There have been no executions in Europe since 1997. And the non-existence of the death penalty is among the prerequisites for membership to the European Union and the Council of Europe.
It is a civilisational achievement. Its universalisation is urgent; we must work to find answers through active multilateral interventions, political will and determination and actions which turn this will into reality.
The truth is that we do not prevent crime or even combat it with death; we do this with justice. We do not prevent or even combat crime by State vengeance; we do this with justice.
This is a lesson in the history of mankind. And it is a result of civilisational, cultural, ethical and political progress.
We know that in countries where the death penalty is applied, it does not mean less crime and greater safety for the community. That, where the death penalty is applied there is no reduction in crime as a whole or a decline in the number of serious crimes. Indeed the figures often tell us precisely the opposite.
So contrary to what its advocates proclaim the death penalty is not an effective general punitive instrument that dissuades people from crime.
In other words, it is neither just nor effective.
On the other hand, many of the justice systems that apply the death penalty carry a heavy weight history of irreparable judicial errors. A history of innocent men and women sentenced and executed. The death of an innocent person at the court's decision causes irreparable damage to the trust that the community places in the legal system and unbearable injustice for those who suffer from it. The death penalty makes any mistake definitive and therefore irreversible. If there were no other reasons, this one alone would justify its abolition.
What might be understandable for an individual citizen, who has been left in torment by the extreme pain and great emotion caused by a crime, is incomprehensible when we speak of a rule of Law that represents the community. If the individual citizen is not able to distance himself, the State has the paramount duty to stand back from the facts and administer justice with the indispensable independence.
Throughout the history of European punitive culture, it has developed progressively towards placing the right to punish exclusively in the hands of the public authorities and the courts. Centuries of work to substitute the violence of vengeance with the exercise of justice, to substitute the intervention of private power with the legitimate exercise of States authority. This was where the social contract began.
This exercise of sovereignty by the States also requires that its application is governed by the principle of the inviolability of life, the supreme value that States must protect.
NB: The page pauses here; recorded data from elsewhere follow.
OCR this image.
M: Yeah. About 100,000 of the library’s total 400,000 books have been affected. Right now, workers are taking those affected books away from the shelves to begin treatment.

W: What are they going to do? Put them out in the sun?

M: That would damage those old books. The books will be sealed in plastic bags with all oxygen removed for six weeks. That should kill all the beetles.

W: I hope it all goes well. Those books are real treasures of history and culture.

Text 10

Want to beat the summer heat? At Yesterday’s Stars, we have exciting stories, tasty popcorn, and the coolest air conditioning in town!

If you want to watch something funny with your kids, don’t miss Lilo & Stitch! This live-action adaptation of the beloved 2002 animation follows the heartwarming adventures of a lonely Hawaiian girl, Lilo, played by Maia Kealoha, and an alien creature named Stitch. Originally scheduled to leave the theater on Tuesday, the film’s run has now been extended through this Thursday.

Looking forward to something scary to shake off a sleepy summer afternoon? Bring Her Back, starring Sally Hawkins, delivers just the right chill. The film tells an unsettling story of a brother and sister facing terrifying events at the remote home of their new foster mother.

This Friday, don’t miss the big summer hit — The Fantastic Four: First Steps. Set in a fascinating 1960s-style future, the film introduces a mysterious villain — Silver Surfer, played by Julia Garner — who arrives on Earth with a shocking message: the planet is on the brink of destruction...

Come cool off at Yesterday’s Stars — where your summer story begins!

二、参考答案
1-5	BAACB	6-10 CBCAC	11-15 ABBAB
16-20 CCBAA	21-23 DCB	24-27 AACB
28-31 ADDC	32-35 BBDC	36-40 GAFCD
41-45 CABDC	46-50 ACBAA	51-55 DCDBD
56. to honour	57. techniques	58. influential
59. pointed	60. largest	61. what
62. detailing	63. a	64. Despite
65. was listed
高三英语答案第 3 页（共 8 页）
Recently at the General Assembly of the United Nations, also on behalf of the European Union, I had the opportunity to express our opposition to the death penalty and our commitment to presenting a draft resolution «for a universal moratorium» on executions, together with countries from other regions.
Today, in Lisbon, we are taking another step towards what must be a major goal for the international community: the universal abolition of the death penalty.
When this event takes place - and I believe it will - it will demonstrate that mankind is not only making progress in the field of science or technology, but also in the civilisational, cultural and ethical domain, in short, in the domain of principles and values.
This victory will be one with enormous consequences for civilisation: mankind will demonstrate that it has freed itself from the vengeful spirit.
Here, today, we also celebrate the launch of the European Day against the Death Penalty, established in the ambit of the Council of Europe and bringing together all the European states. It is a symbolic mark of Europe's commitment to this cause and part of the long European tradition of defending Human Rights.
Europe cannot just be a space of economic prosperity. European identity must continue to be indelibly marked by its intransigence in the defence of Human Rights and its unwillingness to accept the suffering of those who live elsewhere».